Wer sich mal ein paar Spiele oder wenigstens Ausschnitte von längst vergangenen Partien anschaut, der wird fast nur Männer im Stadion zu sehen bekommen. Das war noch bis weit in die 1990er Jahre so und hatte einen ganz simplen Hintergrund: Zeit. Da die Spiele oftmals am Wochenende stattfinden und fanden, hatten die Männer meistens auch frei, während die Arbeit im Haushalt für die Frau in diesen Zeiten bekanntlich keine Auszeit kannte. Heute aber verfügen unsere holden Damen über ganz andere zeitliche Einteilungen, die Männer helfen beim Wäschewaschen und so weiter und dda ist es auch klar, dass immer mehr Frauen sich für Sport und Spektakel interessieren. Vergessen wir nicht: Fußball ist ein Substitut für den Krieg, denn junge Männer sind nicht nur gefährlich, wollen also beschäftigt werden, sondern auch in der Lage eine (kampfbetonte) Show zu bieten.

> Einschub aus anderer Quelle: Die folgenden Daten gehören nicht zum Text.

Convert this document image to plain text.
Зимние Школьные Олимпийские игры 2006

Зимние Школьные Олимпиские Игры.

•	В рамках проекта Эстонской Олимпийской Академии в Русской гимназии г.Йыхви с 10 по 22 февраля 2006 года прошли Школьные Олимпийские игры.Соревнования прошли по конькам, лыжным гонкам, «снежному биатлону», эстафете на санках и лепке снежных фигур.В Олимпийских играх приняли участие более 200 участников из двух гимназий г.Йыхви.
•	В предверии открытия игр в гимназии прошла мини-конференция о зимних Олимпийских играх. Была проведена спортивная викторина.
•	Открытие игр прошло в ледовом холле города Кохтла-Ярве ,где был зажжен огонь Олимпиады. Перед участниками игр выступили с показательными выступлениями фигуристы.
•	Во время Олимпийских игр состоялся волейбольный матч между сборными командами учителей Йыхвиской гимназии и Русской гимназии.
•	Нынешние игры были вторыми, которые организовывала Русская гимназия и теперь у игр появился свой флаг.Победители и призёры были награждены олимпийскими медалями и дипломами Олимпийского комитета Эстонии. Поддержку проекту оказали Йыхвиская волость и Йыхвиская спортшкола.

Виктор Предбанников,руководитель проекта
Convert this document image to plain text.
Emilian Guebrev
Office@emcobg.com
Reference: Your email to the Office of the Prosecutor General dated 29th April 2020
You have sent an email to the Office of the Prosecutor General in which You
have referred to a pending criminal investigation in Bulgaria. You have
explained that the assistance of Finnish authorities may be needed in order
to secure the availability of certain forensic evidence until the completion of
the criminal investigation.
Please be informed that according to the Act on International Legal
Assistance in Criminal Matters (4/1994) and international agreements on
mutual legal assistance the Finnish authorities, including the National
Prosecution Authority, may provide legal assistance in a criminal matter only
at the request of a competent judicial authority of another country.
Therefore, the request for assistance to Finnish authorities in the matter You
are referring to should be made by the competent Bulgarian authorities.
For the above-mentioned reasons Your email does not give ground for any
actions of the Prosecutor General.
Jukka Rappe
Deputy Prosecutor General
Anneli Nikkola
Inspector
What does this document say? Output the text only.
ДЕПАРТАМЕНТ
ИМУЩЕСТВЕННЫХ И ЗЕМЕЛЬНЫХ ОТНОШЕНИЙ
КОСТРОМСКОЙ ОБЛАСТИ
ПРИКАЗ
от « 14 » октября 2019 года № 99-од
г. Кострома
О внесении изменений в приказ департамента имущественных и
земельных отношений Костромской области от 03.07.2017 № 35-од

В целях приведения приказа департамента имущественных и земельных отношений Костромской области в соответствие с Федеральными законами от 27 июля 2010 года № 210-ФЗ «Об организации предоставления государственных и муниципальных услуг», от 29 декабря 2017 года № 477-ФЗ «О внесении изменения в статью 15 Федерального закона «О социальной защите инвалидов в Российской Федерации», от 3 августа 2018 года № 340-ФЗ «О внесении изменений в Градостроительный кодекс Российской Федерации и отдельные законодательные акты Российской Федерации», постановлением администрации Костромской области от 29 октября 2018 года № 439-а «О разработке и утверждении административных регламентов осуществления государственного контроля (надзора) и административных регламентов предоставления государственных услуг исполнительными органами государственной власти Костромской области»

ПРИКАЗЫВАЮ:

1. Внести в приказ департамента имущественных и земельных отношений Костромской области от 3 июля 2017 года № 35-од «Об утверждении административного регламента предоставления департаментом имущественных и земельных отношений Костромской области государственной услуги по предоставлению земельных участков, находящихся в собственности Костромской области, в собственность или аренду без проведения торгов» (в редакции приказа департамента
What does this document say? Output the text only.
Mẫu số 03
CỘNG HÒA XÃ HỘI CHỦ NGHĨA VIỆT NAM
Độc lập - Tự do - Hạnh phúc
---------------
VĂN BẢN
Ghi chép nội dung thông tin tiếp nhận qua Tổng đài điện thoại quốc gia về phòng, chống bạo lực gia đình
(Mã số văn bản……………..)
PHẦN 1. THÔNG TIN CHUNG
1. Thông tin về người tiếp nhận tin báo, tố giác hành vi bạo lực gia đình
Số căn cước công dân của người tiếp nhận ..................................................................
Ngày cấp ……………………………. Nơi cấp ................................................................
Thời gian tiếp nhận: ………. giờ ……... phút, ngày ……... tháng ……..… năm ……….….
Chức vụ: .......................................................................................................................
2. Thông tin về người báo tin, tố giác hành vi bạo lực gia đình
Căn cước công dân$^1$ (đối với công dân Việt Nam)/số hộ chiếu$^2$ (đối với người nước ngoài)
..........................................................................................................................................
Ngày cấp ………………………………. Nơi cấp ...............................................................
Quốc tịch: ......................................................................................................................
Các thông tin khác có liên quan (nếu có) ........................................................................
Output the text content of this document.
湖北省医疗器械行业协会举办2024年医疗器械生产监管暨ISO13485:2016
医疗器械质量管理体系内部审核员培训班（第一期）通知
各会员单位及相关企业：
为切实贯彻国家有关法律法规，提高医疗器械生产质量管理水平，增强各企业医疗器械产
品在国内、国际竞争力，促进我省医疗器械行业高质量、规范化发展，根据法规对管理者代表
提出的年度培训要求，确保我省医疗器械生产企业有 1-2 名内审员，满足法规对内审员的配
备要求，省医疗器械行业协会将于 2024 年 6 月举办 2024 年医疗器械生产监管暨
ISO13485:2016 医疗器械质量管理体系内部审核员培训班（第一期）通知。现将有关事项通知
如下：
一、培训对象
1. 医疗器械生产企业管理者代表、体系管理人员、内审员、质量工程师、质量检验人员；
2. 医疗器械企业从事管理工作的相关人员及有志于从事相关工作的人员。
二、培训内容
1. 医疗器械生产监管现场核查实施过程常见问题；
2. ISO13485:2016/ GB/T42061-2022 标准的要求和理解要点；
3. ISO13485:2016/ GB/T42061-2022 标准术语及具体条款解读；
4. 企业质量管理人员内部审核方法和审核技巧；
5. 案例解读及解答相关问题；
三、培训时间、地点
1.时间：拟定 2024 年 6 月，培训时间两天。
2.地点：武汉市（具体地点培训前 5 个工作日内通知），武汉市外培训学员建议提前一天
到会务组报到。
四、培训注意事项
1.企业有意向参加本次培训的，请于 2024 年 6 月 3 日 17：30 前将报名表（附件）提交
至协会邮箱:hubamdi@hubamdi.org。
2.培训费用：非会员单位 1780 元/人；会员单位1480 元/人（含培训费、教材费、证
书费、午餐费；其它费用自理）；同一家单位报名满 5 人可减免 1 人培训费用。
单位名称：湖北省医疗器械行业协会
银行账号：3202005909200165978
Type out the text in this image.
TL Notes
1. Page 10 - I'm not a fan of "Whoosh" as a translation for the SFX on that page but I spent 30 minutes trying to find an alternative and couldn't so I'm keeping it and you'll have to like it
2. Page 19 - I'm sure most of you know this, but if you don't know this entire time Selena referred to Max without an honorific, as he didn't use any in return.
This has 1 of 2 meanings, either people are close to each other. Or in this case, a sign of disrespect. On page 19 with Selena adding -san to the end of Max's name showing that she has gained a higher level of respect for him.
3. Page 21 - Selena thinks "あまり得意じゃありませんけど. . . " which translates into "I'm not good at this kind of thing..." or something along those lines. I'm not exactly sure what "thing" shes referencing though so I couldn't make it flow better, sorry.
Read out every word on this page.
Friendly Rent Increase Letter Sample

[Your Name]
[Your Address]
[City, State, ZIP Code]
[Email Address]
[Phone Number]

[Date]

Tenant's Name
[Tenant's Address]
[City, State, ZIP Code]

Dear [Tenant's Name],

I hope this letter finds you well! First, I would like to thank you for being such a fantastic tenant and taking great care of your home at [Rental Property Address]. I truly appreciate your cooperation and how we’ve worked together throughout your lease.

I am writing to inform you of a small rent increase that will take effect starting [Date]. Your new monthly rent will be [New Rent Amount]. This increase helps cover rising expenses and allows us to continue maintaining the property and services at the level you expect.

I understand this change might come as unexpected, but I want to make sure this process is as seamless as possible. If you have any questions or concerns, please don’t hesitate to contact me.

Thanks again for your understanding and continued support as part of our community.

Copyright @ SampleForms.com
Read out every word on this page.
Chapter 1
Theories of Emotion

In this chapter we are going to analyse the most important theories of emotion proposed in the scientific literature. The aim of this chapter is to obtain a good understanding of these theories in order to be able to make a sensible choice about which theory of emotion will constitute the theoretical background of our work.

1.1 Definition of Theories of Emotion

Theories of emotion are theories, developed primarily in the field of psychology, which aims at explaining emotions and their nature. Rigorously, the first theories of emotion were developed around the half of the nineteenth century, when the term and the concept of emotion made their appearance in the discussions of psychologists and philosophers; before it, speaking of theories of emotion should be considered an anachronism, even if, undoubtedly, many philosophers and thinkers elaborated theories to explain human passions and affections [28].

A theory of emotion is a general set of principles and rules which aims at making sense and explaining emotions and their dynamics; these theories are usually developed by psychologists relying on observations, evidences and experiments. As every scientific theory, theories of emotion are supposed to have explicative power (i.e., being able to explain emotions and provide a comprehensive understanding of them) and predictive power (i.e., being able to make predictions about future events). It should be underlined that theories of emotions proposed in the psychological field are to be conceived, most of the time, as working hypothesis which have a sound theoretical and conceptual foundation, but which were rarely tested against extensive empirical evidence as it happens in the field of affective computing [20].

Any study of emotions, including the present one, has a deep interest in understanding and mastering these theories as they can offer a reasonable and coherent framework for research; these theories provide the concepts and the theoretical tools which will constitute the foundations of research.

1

Heroismus und Kampf bis zum Letzten sind für beide Geschlechter faszinierend und wenn sich die Zeit bietet, geht man heute beiderlei Geschlechts eben ins Stadion.

Faktor 2: Ästhetik

Leider gibt es immer noch viele Länder, in denen die Frauen als Menschen zweiter Klasse gelten und ihnen die Männer höchstens Aufmerksamkeit schenken, wenn sie sich die Brüste vergrößern lassen! Abgesehen davon, dass das immer eine individuelle Entscheidung der Dame selbst sein sollte, ist diese Gängelei des weiblichen Geschlechts auch ein Grund, warum dort vielfach keine Frauen beim Sport zugegen sind. Die meist recht dummen, ungebildeten Männer an der Macht möchten keine Haarspitze Kontrolle abgeben und so finden sich dann selbstverständlich „Gottesworte“, die es den Frauen nicht gestatten, sich zu vergnügen. Die männliche Ästhetik ist dort zwar auf Propagandaplakaten willkommen, die Frau darf sich jedoch nur am noch so widerlichen, fetten, faulen Ehemann laben. Hier bei uns ist das ganz anders, zum Glück, und so ist es selbstverständlich ein erotisch ästhetisches Element, das die Frauen zu Fußballfans macht.

Faktor 3: Der Trend zur Geschlechtslosigkeit

Jüngst hat Superstar Miley Cyrus sich zur Bisexualität bekannt und damit sicher manchen engstirnigen Konservativen vor den Kopf gestoßen. Die Sängerin ist aber nur eine Art Avantgarde einer Entwicklung, die in immer mehr Bereichen beobachtet werden kann. Transsexuelle hat es schon immer gegeben und meistens wurde und wird in solchen Fällen dann auch der operative Ausweg und das Bekenntnis zu einer Seite gesucht. Miley jedoch zeigt auf, dass man sich heute vor allem seelisch wie geistig nicht zu entscheiden braucht, was eine Vielzahl an Optionen offenlässt. Niemand muss sich heute mehr in Beschreibungskäfig zwängen lassen und das bis dato Abnormale, im Übrigen auch eine Erfindung der Mehrheit zur Klassifizierung und Kontrolle der Menschen, wird zunehmend als selbstverständlich aufgenommen. Das zeigt sich letztlich und gerade auch im Stadion, das als Element der Popkultur immer den Zeitgeist ausdrückt und so sollten wir den weiblichen Fußballfan aus vollem Herzen willkommen heißen.